Liam Brooke, co-founder of Lendy, commented: “Croydon has reinvented itself as an up-and-coming business and technology hotspot with all the trappings of success like fintech companies and the Boxpark (pictured above). Homebuyers are now really stretching themselves to live there.

“Investment in the town has improved transport connections and opened Croydon up for growth, as its proximity to Gatwick and London allows easy links to international and European trade markets.”

“However, bank lending to property developers has fallen, and it is the smaller housebuilders being hit hardest. As a result, we are seeing more and more of them look for alternative ways of funding their projects, such as peer-to-peer finance.”

Lower LTVs

The rapid growth of house prices in areas like Croydon means that those looking to invest in property may benefit from choosing to lend against properties with lower LTVs rather than investing directly in equity.

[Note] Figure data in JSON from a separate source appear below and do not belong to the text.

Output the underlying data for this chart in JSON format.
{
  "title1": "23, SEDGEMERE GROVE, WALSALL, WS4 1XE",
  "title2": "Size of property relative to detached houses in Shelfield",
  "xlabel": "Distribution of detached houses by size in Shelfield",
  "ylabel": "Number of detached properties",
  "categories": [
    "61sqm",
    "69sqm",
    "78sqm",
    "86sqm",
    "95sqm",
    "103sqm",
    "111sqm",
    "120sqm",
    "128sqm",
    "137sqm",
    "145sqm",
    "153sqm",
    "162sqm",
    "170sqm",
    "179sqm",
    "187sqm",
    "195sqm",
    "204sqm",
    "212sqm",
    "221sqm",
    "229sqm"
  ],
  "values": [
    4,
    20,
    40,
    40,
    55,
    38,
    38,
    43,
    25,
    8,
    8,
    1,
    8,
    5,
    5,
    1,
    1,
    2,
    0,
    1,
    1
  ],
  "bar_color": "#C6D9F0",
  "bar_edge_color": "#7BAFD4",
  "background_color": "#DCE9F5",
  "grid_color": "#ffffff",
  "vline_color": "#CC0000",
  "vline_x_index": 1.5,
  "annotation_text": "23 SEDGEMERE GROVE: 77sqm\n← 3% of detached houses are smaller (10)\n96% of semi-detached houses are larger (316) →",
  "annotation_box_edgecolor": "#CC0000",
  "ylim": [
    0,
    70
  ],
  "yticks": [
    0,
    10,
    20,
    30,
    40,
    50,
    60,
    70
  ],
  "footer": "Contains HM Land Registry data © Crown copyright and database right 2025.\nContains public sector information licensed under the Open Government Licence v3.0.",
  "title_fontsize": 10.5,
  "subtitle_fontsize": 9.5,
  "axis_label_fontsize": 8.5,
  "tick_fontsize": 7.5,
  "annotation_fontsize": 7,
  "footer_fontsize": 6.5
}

Lendy says that lower LTVs play a big role in ensuring that risk is reduced for their investors and it offers LTVs of 70% or below on its properties.

Investors can also lower the risk involved in the property market by diversifying their exposure. Peer-to-peer platforms like Lendy allow individuals to access different types of property and risk/return profiles, resulting in a broader mix of relatively higher yields and medium yields.

Brooke continued: “Peer-to-peer lending may be a good option for investors keen to access the returns the market offers without risking too much. Limited LTVs and holding a first charge over a property provide insulation from risk that direct property investment cannot offer.

Other areas with large numbers of high-risk mortgages included Walthamstow in East London, with 371 lent in 2016, and Wandsworth, with 330. Six of the top ten high-risk mortgage postcodes are in South West London.

Croydon’s homeowners took out the most high-risk mortgages in the UK in 2016 out of 348 postcodes

high risk chartLendy was founded in 2012 and has grown to over 15,700 registered users with more than £300 million of funds provided for UK property investments. Due diligence is undertaken on each loan before it goes live on the platform

Funds lent through a peer to peer website are not covered by the Financial Services Compensation Scheme (FSCS), although Lendy says it maintains a substantial discretionary provision fund to assist in making up any recovery shortfalls.